Le rendez-vous planétaire du Heysel se voulait la matérialisation d'un futur qu'on espère pacifique et prospère. © Belgaimage

La face cachée du mythe Expo 58

Olivier Rogeau
Olivier Rogeau Journaliste au Vif

Inscrite dans l’imaginaire des Belges, l’Expo 58 symbolise la modernité annonciatrice des Golden Sixties. Mais elle marque aussi la fin d’une époque, celle de la Belgique unitaire et insouciante. Sur fond de plein emploi et de baby-boom, elle prône un monde meilleur et feint d’oublier la guerre froide. Remodelée pour l’occasion, Bruxelles devient ville internationale. Soixante ans plus tard, comment sortir du modèle urbain hérité de cette époque ?

Il y a soixante ans s’est tenue la dernière Exposition universelle et internationale organisée par la Belgique. La plus mythique aussi : l’Expo 58 est inscrite dans la mémoire collective belge. Avec son esthétique moderniste – ne parle-t-on pas d’un  » style 58  » ? – et son message d’optimisme sans limite, elle a marqué ceux qui l’ont visitée, mais aussi les générations suivantes .  » Elle est considérée comme un événement phare de l’histoire du pays, convient Gonzague Pluvinage, conservateur au musée de la Ville de Bruxelles. Car elle symbolise le changement de visage de la Belgique et le nouveau mode de vie de ses citoyens.  »
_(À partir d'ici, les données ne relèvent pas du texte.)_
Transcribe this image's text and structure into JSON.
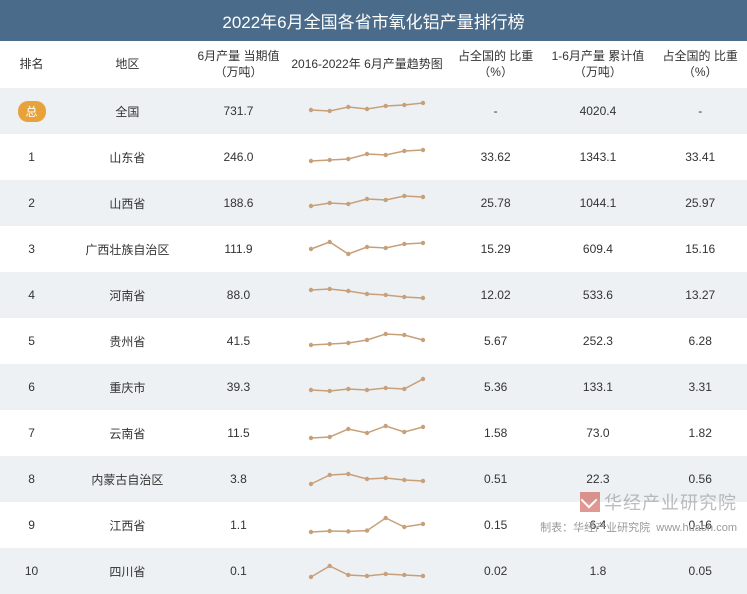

Au coeur de la révolution silencieuse des Trente Glorieuses (1945-1975), les prémices de l’ère de la société de consommation font entrer dans les foyers belges les premiers téléviseurs et les machines à laver. Sous l’influence d’un modèle urbanistique fonctionnaliste importé des Etats-Unis, les supermarchés, les  » buildings  » et les autoroutes urbaines bouleversent le paysage de nos cités. Le rendez-vous planétaire du Heysel se veut la matérialisation d’un futur qu’on espère pacifique et prospère. Les organisateurs de l’Expo ne la présentent-ils pas comme un plaidoyer pour la paix,  » pour un monde plus humain  » ?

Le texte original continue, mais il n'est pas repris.